= Dorothy Gaiter and John Brecher =

American journalists, authors and wine critics

Dorothy J. Gaiter and John Brecher are American journalists, authors, and wine critics, wife and husband who jointly wrote the wine column "Tastings" in The Wall Street Journal between 1998 and 2009. They rated wines on a scale that ranged from "Yech", "OK", "Good", "Very Good", "Delicious" to "Delicious!". Their careers began simultaneously and have remained connected since their first meeting in the newsroom of The Miami Herald in 1973.

==Early life==
Brecher grew up in Jacksonville, Florida and graduated from Columbia University in 1973, where he served as editor-in-chief of the Columbia Daily Spectator.
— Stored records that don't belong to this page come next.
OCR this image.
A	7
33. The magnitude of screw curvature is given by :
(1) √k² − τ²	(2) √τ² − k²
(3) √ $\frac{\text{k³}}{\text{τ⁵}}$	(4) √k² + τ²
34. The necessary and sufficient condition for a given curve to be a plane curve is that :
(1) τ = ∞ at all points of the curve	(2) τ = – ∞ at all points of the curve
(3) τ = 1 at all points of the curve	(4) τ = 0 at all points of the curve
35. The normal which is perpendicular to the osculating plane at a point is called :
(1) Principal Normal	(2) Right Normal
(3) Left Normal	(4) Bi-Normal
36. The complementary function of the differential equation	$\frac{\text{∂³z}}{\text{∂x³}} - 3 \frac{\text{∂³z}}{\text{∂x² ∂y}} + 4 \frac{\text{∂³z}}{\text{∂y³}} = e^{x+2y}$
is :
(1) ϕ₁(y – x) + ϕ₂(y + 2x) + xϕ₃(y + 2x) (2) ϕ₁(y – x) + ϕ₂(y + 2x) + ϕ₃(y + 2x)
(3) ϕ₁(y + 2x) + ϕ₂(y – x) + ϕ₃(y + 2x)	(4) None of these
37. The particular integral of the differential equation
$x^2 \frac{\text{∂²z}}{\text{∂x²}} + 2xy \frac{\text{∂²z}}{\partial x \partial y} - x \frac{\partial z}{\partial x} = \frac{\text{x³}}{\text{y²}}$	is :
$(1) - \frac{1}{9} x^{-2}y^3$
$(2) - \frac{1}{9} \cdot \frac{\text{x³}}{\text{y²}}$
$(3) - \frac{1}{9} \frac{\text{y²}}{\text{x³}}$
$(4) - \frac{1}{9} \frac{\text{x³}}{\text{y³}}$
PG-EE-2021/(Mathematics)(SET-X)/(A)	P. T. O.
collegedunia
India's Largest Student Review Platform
Gaiter grew up in an all-black community near Florida A&M University in Tallahassee, Florida.

==Open That Bottle Night==
In the late 1990s, Gaiter and Brecher invented the annual "Open That Bottle Night" (OTBN), encouraging their readers to open a symbolically significant bottle, and then share their stories. Since its inauguration in 2000, the event is always scheduled for the last Saturday in February, so the date may range from February 22 to 29.

==Books==
Among their published titles are Love by the Glass: Tasting Notes from a Marriage (2003), Wine for Every Day and Every Occasion (2004) and several editions of The Wall Street Journal Guide to Wine.

==Final "Tastings" column==

This is our 579th—and last—"Tastings" column. The past 12 years—a full case!—have been a joy, not because of the wine but because we had an opportunity to meet so many of you, both in person and virtually. Thank you.
— Dorothy Gaiter and John Brecher

Gaiter and Brecher announced at the end of their December 26, 2009 "Tastings" column in The Wall Street Journal that it would be their last. No reason was given, and no hint was provided as to what the couple would do in the future. The writers who later succeeded them as The Wall Street Journal wine columnists were Jay McInerney, Lettie Teague, and Will Lyons.

In 2011, in an interview with the Jacksonville Wine Guide, Gaiter and Brecher said that they "took the year off" in 2010—their first significant break from work in 36 years—and were undecided as to their next project.

==Recent accomplishments==
In 2010, Gaiter was named Food and Wine Editor for France Magazine. In 2013, she was also named Senior Editor for grapecollective.com.

Brecher joined Bloomberg News in 2011 and, in 2012, was named Executive Editor for Enterprise. In May 2014, he was awarded the Lawrence Minard Award, one of two Gerald Loeb career achievement awards.